Bitch Goddess by Robert Rodi This book chronicles the career of Hollywood B movie icon Viola Chute. She’s had a long and colorful career, involving not only some gloriously bad acting but numerous scandals. Now (1997) she’s decided that it’s time to write her memoirs. But when she fires her ghostwriter, he decides to probe deeper into her secrets to write an unauthorized tell-all biography. Intriguingly, this book is told only through interview transcripts, articles and emails – no two-sided conversations, no narrative text. It’s as enjoyable, and requires not quite so much suspension of disbelief, as one of those notorious B movies.

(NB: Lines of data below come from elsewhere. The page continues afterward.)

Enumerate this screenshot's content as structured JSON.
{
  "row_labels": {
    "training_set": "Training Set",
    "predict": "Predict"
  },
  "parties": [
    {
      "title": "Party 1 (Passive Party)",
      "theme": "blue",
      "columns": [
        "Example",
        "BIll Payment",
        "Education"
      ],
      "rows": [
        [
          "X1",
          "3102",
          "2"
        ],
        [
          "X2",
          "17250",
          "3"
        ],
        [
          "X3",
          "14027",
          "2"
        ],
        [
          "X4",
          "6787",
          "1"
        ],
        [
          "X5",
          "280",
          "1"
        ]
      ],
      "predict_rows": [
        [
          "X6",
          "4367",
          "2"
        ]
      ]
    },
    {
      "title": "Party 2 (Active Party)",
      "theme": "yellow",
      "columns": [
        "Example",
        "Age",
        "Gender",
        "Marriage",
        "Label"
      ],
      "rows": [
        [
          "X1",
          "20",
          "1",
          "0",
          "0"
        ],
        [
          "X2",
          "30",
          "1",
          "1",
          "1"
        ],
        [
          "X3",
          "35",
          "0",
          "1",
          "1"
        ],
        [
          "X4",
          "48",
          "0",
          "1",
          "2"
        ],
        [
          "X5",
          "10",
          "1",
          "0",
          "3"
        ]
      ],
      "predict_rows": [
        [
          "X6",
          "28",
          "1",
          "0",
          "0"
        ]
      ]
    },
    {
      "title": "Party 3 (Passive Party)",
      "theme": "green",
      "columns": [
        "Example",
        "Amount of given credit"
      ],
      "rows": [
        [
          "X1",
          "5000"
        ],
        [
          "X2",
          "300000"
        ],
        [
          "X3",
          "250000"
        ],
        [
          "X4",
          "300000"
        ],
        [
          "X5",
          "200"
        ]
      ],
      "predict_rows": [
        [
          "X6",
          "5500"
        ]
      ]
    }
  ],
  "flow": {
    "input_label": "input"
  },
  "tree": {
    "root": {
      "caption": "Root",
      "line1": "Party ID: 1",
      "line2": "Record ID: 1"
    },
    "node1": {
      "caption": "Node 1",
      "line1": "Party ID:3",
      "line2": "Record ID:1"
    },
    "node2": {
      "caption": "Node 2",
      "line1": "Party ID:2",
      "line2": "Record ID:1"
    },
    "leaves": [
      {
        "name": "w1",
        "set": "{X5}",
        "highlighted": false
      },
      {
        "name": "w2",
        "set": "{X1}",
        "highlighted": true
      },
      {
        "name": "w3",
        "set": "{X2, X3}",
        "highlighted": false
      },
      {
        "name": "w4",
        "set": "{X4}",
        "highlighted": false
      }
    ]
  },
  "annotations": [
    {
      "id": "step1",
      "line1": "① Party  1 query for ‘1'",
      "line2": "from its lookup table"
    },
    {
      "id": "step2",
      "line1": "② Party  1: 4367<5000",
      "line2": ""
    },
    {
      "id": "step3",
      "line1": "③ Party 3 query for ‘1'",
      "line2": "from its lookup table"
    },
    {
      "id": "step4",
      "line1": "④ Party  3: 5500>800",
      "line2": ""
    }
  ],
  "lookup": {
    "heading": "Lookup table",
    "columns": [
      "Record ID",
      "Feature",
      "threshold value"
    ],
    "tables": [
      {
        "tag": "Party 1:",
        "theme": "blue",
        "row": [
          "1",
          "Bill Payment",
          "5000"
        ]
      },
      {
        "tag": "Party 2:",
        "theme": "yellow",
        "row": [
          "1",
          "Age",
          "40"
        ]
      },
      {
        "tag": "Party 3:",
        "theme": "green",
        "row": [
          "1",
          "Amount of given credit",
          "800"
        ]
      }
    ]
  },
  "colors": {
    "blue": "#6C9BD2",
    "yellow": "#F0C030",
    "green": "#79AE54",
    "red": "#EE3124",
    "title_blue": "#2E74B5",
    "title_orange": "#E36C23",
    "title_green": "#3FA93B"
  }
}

For Matrimonial Purposes by Kavita Daswani Anju is dutiful Indian girl, on the Quest for the Perfect Indian Boy. She believes in arranged marriage, and that the boy intended for her has already been born – but how will she find him? Her search takes her from Bombay to New York and even Paris, as chick lit meets traditional Indian culture. One sad note: the best I can say about the audio version is that the narrator was really good at imitating a voice over the phone. Please, just read the book.

And one extra:
How to Get Your Child to Love Reading by Esme Raji Codell I talked about this book earlier on the board, and it’s even better now that I’ve finished it. More than just talking enthusiastically about books, “Madame Esme” gets down and dirty with hundreds of ways to have fun with kids, including the appropriate books. Yeah, they’ll probably gain some reading skills in the process – but the focus is on fun, and lots of it.